Shiraishi Kazuya’s new Yakuza thriller ‘The Blood of Wolves’, an adaptation of Yûko Yuzuki’s 2015 bestseller 'Lone Wolf’s Blood', opens with a narrative overview of the violent excesses of the Third Hiroshima Gang War in 1974. Now, 14 years later, the Irako-kai’s slithery boss (Renji Ishibashi) has joined forces with the Kakomura-gumi to finally take over Odani territory.


One of the first shots in the film is a close-up of a pig taking a shit and a man being forced to eat it as part of some gangland-style torture in a pigsty. What better way to set the scene for the visceral imagery, dark humour and hard-hitting action to come!

Set on the sunbaked streets of Hiroshima and Kurehara City in 1988, the film centres on the power struggle between the Odani-Gumi Crime Syndicate, the Irako-Kai Family, and the belaboured police tasked with keeping order in all the bloodshed between them. The murder of a financier for the Kakomura (an affiliate of Irako-Kai) could spell war for the neighbouring cities and their respective gangs.
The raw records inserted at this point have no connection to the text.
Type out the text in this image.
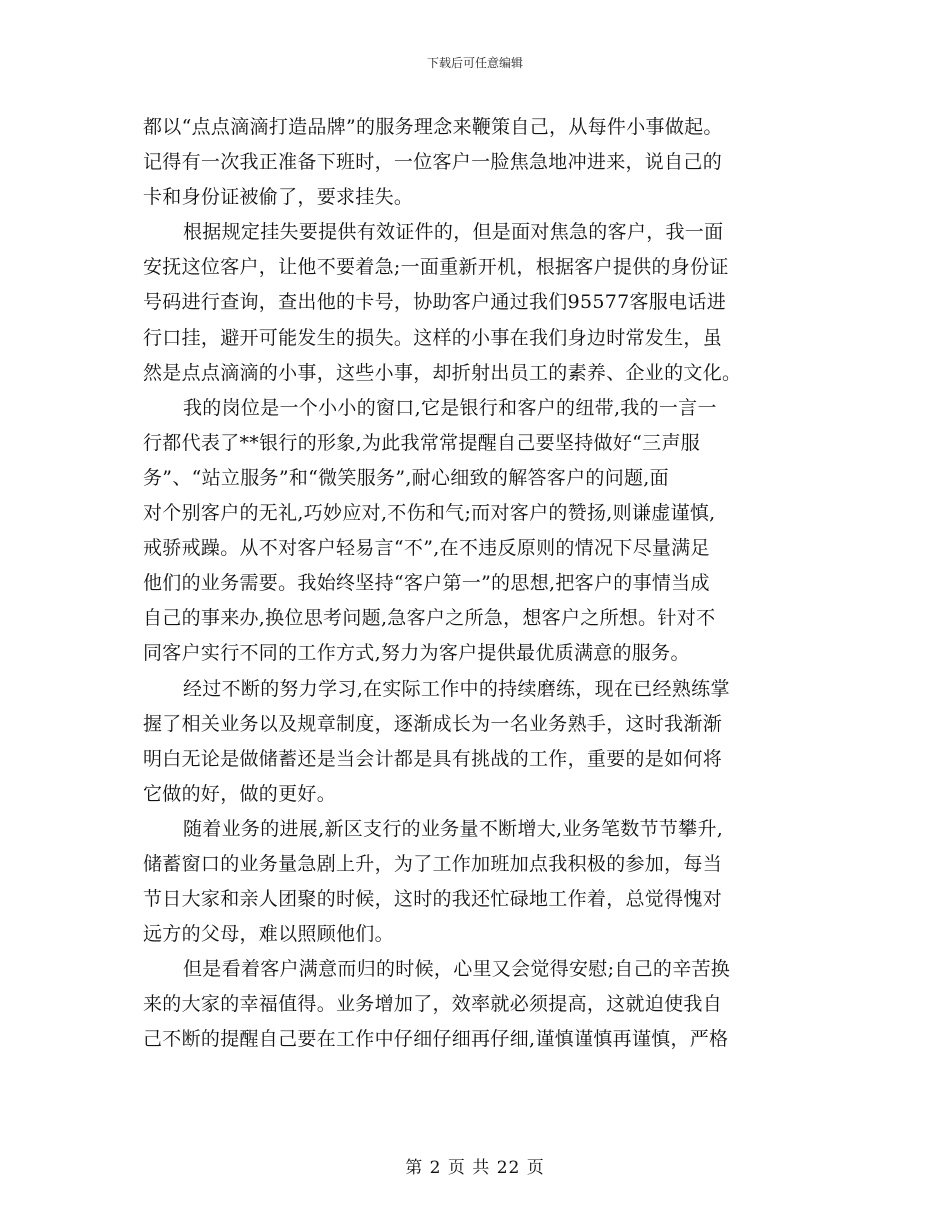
下载后可任意编辑
都以“点点滴滴打造品牌”的服务理念来鞭策自己，从每件小事做起。
记得有一次我正准备下班时，一位客户一脸焦急地冲进来，说自己的
卡和身份证被偷了，要求挂失。
根据规定挂失要提供有效证件的，但是面对焦急的客户，我一面
安抚这位客户，让他不要着急;一面重新开机，根据客户提供的身份证
号码进行查询，查出他的卡号，协助客户通过我们95577客服电话进
行口挂，避开可能发生的损失。这样的小事在我们身边时常发生，虽
然是点点滴滴的小事，这些小事，却折射出员工的素养、企业的文化。
我的岗位是一个小小的窗口,它是银行和客户的纽带,我的一言一
行都代表了**银行的形象,为此我常常提醒自己要坚持做好“三声服
务”、“站立服务”和“微笑服务”,耐心细致的解答客户的问题,面
对个别客户的无礼,巧妙应对,不伤和气;而对客户的赞扬,则谦虚谨慎,
戒骄戒躁。从不对客户轻易言“不”,在不违反原则的情况下尽量满足
他们的业务需要。我始终坚持“客户第一”的思想,把客户的事情当成
自己的事来办,换位思考问题,急客户之所急，想客户之所想。针对不
同客户实行不同的工作方式,努力为客户提供最优质满意的服务。
经过不断的努力学习,在实际工作中的持续磨练，现在已经熟练掌
握了相关业务以及规章制度，逐渐成长为一名业务熟手，这时我渐渐
明白无论是做储蓄还是当会计都是具有挑战的工作，重要的是如何将
它做的好，做的更好。
随着业务的进展,新区支行的业务量不断增大,业务笔数节节攀升,
储蓄窗口的业务量急剧上升，为了工作加班加点我积极的参加，每当
节日大家和亲人团聚的时候，这时的我还忙碌地工作着，总觉得愧对
远方的父母，难以照顾他们。
但是看着客户满意而归的时候，心里又会觉得安慰;自己的辛苦换
来的大家的幸福值得。业务增加了，效率就必须提高，这就迫使我自
己不断的提醒自己要在工作中仔细仔细再仔细,谨慎谨慎再谨慎，严格
第 2 页 共 22 页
Desperate to enter into the waning years of Japan’s economic miracle at peace, the police hope to find those responsible for the sake of maintaining an equilibrium in this delicate situation more so than justice.

Director Shiraishi (‘Dawn of the Felines’, ‘Birds Without Names’) aims to bring the audience back to a simpler time when criminality was ambiguous, cops were more corrupt and dangerous than the thugs they chased, and there was rarely a problem that couldn’t be solved by getting a little blood on your hands.

One of the first shots in the film is a close-up of a pig taking a shit and a man being forced to eat it as part of some gangland-style torture in a pigsty. What better way to set the scene for the visceral imagery, dark humour and hard-hitting action to come!

A lot of blood ends up on the hands of the mismatched archetypical partnering of a crusty, extremely corrupt veteran Ogami (a fantastic Kōji Yakusho, ‘Shall We Dance?’, ‘Cure’, ’13 Assassins’) and the by-the-books Hioka (Tori Matsuzaka, ‘Gatchaman’, ‘Yurigokoro’). Not only are they investigating the disappearance of said financier, but Hioka is convinced Ogami is secretly aligned with the Odani and attempts to expose his connections. After all, Ogami is the type of cop who thinks nothing of torturing a potential source and questioning a prostitute mid-coitus. Though the details of the various power plays that drive this film’s plot may not always be easy to follow, Kōji Yakusho's sleazy detective is charismatic and erratic enough to keep us amused for much of this tangled and horrific odyssey through Japan’s underworld.

If you’re accustomed to watching Yakuza films, then the gore (like the forcible removal of genital piercings and severed-head-in-a-urinal violence) and over-abundance of principal characters (all with separate affiliations to the factions and sub-factions of the warring bodies involved in the central conflict) won’t bother you. After all, violent deaths in Yakuza films are mainly used as a device to peel away layers of characters with maximum impact. A soggy middle section is balanced by a revelatory three-quarters mark which deconstructs the motivations of both the loose cannon Ogami and academic Hioka while shifting gear into a tragedy.

‘The Blood of Wolves’ is more of homage paid to cult gangster cinema than an attempt to redefine and relaunch the Yakuza genre. Coupled with uncompromising visuals and fine acting from the cast, this stylish crime thriller will leave an impact on you like a fist to the face.